La denture adulte est de 42 dents. Les jeunes ont 32 dents de lait, la denture définitive apparaissant à 7 mois[47]. Les crocs des loups peuvent mesurer 6 à 7 cm dont 2 cm enchâssés dans la gencive[réf. nécessaire].
Performance physique
Le loup gris est connu pour sa morsure puissante, sa nage plutôt aisée et son endurance à la course.
Morsure
La morsure du loup gris peut atteindre une pression de 150 kg/cm2[47] contre 60 à 65 kg/cm2 chez un Labrador. Le Bite Force Quotient (en) (BFQ)[note 1] du loup gris est de 136, l'un des plus élevés parmi les carnivores actuels[48].

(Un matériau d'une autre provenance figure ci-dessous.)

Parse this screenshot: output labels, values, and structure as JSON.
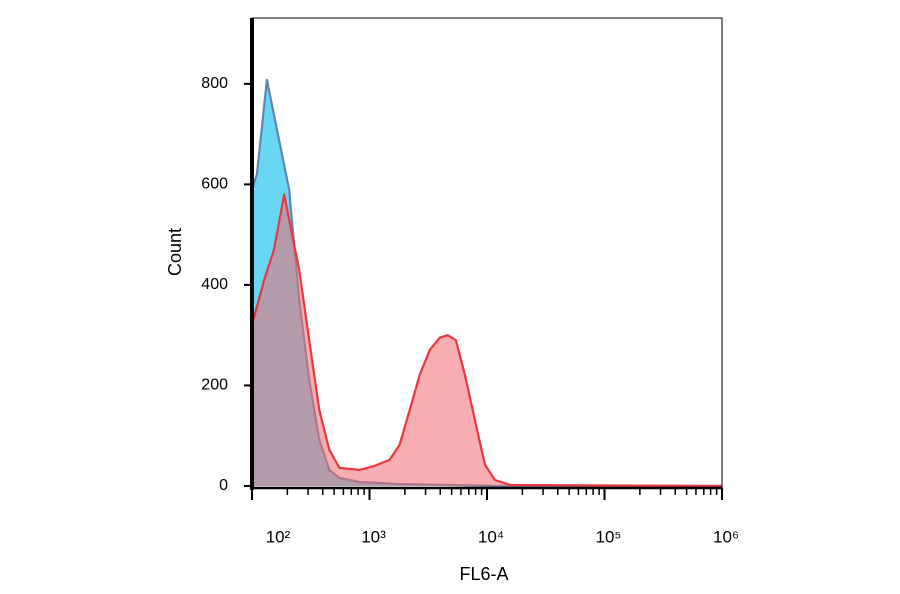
{
  "chart_data": {
    "type": "area",
    "xlabel": "FL6-A",
    "ylabel": "Count",
    "xscale": "log",
    "xlim": [
      100,
      1000000
    ],
    "xticks": [
      {
        "value": 100,
        "label": "10²"
      },
      {
        "value": 1000,
        "label": "10³"
      },
      {
        "value": 10000,
        "label": "10⁴"
      },
      {
        "value": 100000,
        "label": "10⁵"
      },
      {
        "value": 1000000,
        "label": "10⁶"
      }
    ],
    "xminorticks": [
      200,
      300,
      400,
      500,
      600,
      700,
      800,
      900,
      2000,
      3000,
      4000,
      5000,
      6000,
      7000,
      8000,
      9000,
      20000,
      30000,
      40000,
      50000,
      60000,
      70000,
      80000,
      90000,
      200000,
      300000,
      400000,
      500000,
      600000,
      700000,
      800000,
      900000
    ],
    "ylim": [
      -4,
      931
    ],
    "yticks": [
      0,
      200,
      400,
      600,
      800
    ],
    "series": [
      {
        "color": "#4fcff2",
        "line_color": "#5f86b0",
        "x": [
          100,
          110,
          134,
          170,
          207,
          252,
          307,
          374,
          455,
          554,
          822,
          1804,
          12910,
          1000000
        ],
        "values": [
          590,
          620,
          808,
          688,
          590,
          370,
          211,
          92,
          32,
          16,
          8,
          4,
          0,
          0
        ]
      },
      {
        "color": "#f26b70",
        "line_color": "#e8383d",
        "x": [
          100,
          127,
          154,
          188,
          215,
          252,
          307,
          374,
          455,
          554,
          822,
          1104,
          1482,
          1804,
          2198,
          2675,
          3258,
          3965,
          4642,
          5433,
          6488,
          7887,
          9614,
          11700,
          15730,
          1000000
        ],
        "values": [
          320,
          410,
          470,
          580,
          510,
          430,
          290,
          151,
          72,
          36,
          32,
          40,
          52,
          82,
          151,
          221,
          271,
          295,
          300,
          290,
          221,
          131,
          42,
          12,
          2,
          0
        ]
      }
    ]
  }
}
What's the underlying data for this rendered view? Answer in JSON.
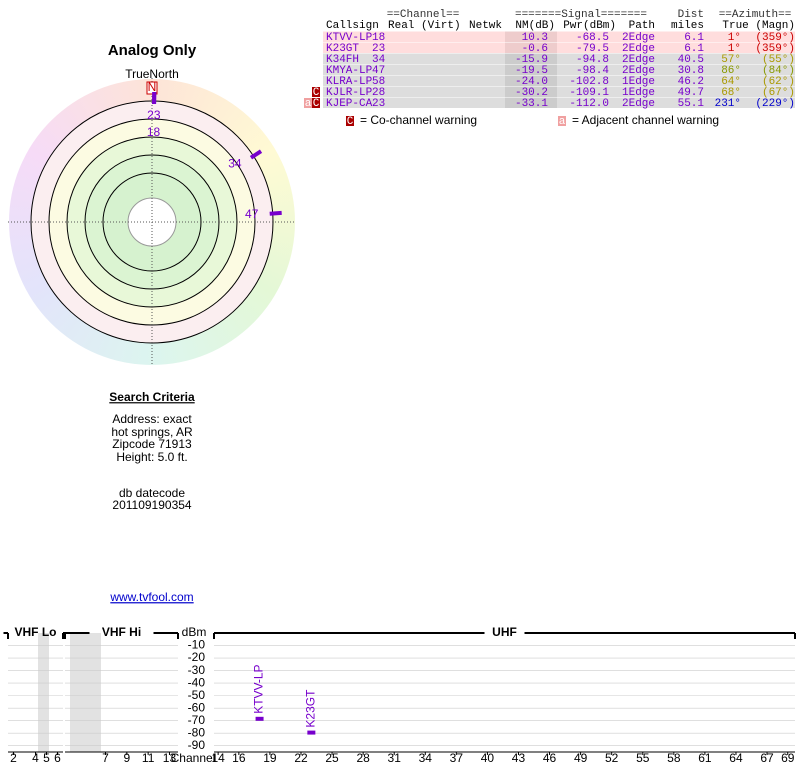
{
  "left": {
    "title": "Analog Only",
    "search_title": "Search Criteria",
    "criteria": [
      "Address: exact",
      "hot springs, AR",
      "Zipcode 71913",
      "Height: 5.0 ft."
    ],
    "datecode_label": "db datecode",
    "datecode": "201109190354",
    "link": "www.tvfool.com"
  },
  "polar": {
    "north_label": "TrueNorth",
    "north": "N",
    "stations": [
      {
        "channel": 23,
        "azimuth": 1
      },
      {
        "channel": 18,
        "azimuth": 1
      },
      {
        "channel": 34,
        "azimuth": 57
      },
      {
        "channel": 47,
        "azimuth": 86
      }
    ]
  },
  "table": {
    "group_headers": [
      "==Channel==",
      "=======Signal=======",
      "Dist",
      "==Azimuth=="
    ],
    "columns": [
      "Callsign",
      "Real (Virt)",
      "Netwk",
      "NM(dB)",
      "Pwr(dBm)",
      "Path",
      "miles",
      "True (Magn)"
    ],
    "rows": [
      {
        "callsign": "KTVV-LP",
        "real": "18",
        "nm": "10.3",
        "pwr": "-68.5",
        "path": "2Edge",
        "dist": "6.1",
        "az_true": "1°",
        "az_magn": "(359°)"
      },
      {
        "callsign": "K23GT",
        "real": "23",
        "nm": "-0.6",
        "pwr": "-79.5",
        "path": "2Edge",
        "dist": "6.1",
        "az_true": "1°",
        "az_magn": "(359°)"
      },
      {
        "callsign": "K34FH",
        "real": "34",
        "nm": "-15.9",
        "pwr": "-94.8",
        "path": "2Edge",
        "dist": "40.5",
        "az_true": "57°",
        "az_magn": "(55°)"
      },
      {
        "callsign": "KMYA-LP",
        "real": "47",
        "nm": "-19.5",
        "pwr": "-98.4",
        "path": "2Edge",
        "dist": "30.8",
        "az_true": "86°",
        "az_magn": "(84°)"
      },
      {
        "callsign": "KLRA-LP",
        "real": "58",
        "nm": "-24.0",
        "pwr": "-102.8",
        "path": "1Edge",
        "dist": "46.2",
        "az_true": "64°",
        "az_magn": "(62°)"
      },
      {
        "callsign": "KJLR-LP",
        "real": "28",
        "nm": "-30.2",
        "pwr": "-109.1",
        "path": "1Edge",
        "dist": "49.7",
        "az_true": "68°",
        "az_magn": "(67°)",
        "warnings": [
          "C"
        ]
      },
      {
        "callsign": "KJEP-CA",
        "real": "23",
        "nm": "-33.1",
        "pwr": "-112.0",
        "path": "2Edge",
        "dist": "55.1",
        "az_true": "231°",
        "az_magn": "(229°)",
        "warnings": [
          "a",
          "C"
        ]
      }
    ]
  },
  "legend": [
    {
      "icon": "C",
      "text": "= Co-channel warning"
    },
    {
      "icon": "a",
      "text": "= Adjacent channel warning"
    }
  ],
  "spectrum": {
    "y_label": "dBm",
    "x_label": "Channel",
    "ylim": [
      -95,
      0
    ],
    "yticks": [
      -10,
      -20,
      -30,
      -40,
      -50,
      -60,
      -70,
      -80,
      -90
    ],
    "panels": [
      {
        "title": "VHF Lo",
        "xlim": [
          1.5,
          6.5
        ],
        "xticks": [
          2,
          4,
          5,
          6
        ]
      },
      {
        "title": "VHF Hi",
        "xlim": [
          3.2,
          13.8
        ],
        "xticks": [
          7,
          9,
          11,
          13
        ]
      },
      {
        "title": "UHF",
        "xlim": [
          13.6,
          69.7
        ],
        "xticks": [
          14,
          16,
          19,
          22,
          25,
          28,
          31,
          34,
          37,
          40,
          43,
          46,
          49,
          52,
          55,
          58,
          61,
          64,
          67,
          69
        ],
        "bars": [
          {
            "channel": 18,
            "label": "KTVV-LP",
            "value": -68.5
          },
          {
            "channel": 23,
            "label": "K23GT",
            "value": -79.5
          }
        ]
      }
    ]
  }
}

Les mâchoires du loup gris peuvent exercer une pression d'écrasement d'environ 10 340 kPa contre 5 200 kPa pour un berger allemand. Cette force est suffisante pour briser la plupart des os[49]. Une étude sur un grand échantillon de prédateurs vivants et de mammifères fossiles, ajustée en fonction de la masse corporelle, a révélé chez les mammifères placentaires que la force de morsure aux canines (en Newton/kilogramme de poids corporel) était la plus forte chez le loup redoutable (163), suivie parmi les canidés existants par les quatre hypercarnivores qui s'attaquent souvent à des animaux plus gros qu'eux : le lycaon (142), le loup gris (136), le dhole (112) et le dingo (108). Une tendance similaire a été observée avec la force d'occlusion des carnassières, mais avec le loup redoutable et le loup gris mesurant tous les deux (141), suivis du lycaon (136), du dhole (114) et du dingo (113)[50].
Course
Le loup gris est un excellent coureur parmi les prédateurs terrestres. Sa vitesse de pointe est d'environ 40 à 50 km/h et il peut parcourir 60 km en moyenne en une nuit[47]. C'est le carnivore terrestre le plus endurant à la course avec son cousin africain le lycaon[réf. nécessaire].
Le loup gris porte habituellement sa tête au même niveau que le dos, la soulevant seulement lorsqu'il est en alerte[24]. Il voyage habituellement à un rythme lopin (course bondissante), plaçant ses pattes les unes devant les autres. Cette démarche peut être maintenue pendant des heures à une vitesse de 8 à 9 km/h[51] et permet au loup de parcourir de grandes distances. Sur les chemins dénudés, un loup peut atteindre rapidement des vitesses de 50 à 60 km/h. Le loup gris a une allure de course de 55 à 70 km/h, peut sauter 5 m de longueur en une seule fois et peut poursuivre rapidement pendant au moins 20 minutes[52].
Les battements cardiaques ont une fréquence de 90 pulsations par minute, jusqu'à 200 lors d'efforts importants[47]. La fréquence respiratoire est de quinze à vingt inspirations par minute ; elle peut s'accroître jusqu'à 100 inspirations par minute lors du halètement[47].
Sens
L'odorat est puissant et permet de détecter un animal à 270 m contre le vent. L'angle de vision atteint 250° contre 180° chez l'homme[47]. La nuit, les yeux du loup paraissent phosphorescents car ils sont tapissés d'une couche de cellules, le tapetum lucidum, qui lui permettent d'augmenter leur sensibilité à la lumière.
L'audition du loup lui permet d'entendre des sons jusqu'à 40 kHz (20 kHz chez l'homme)[47], il perçoit notamment d'autres loups hurler jusqu'à une distance de 6,4 à 9,6 km[47].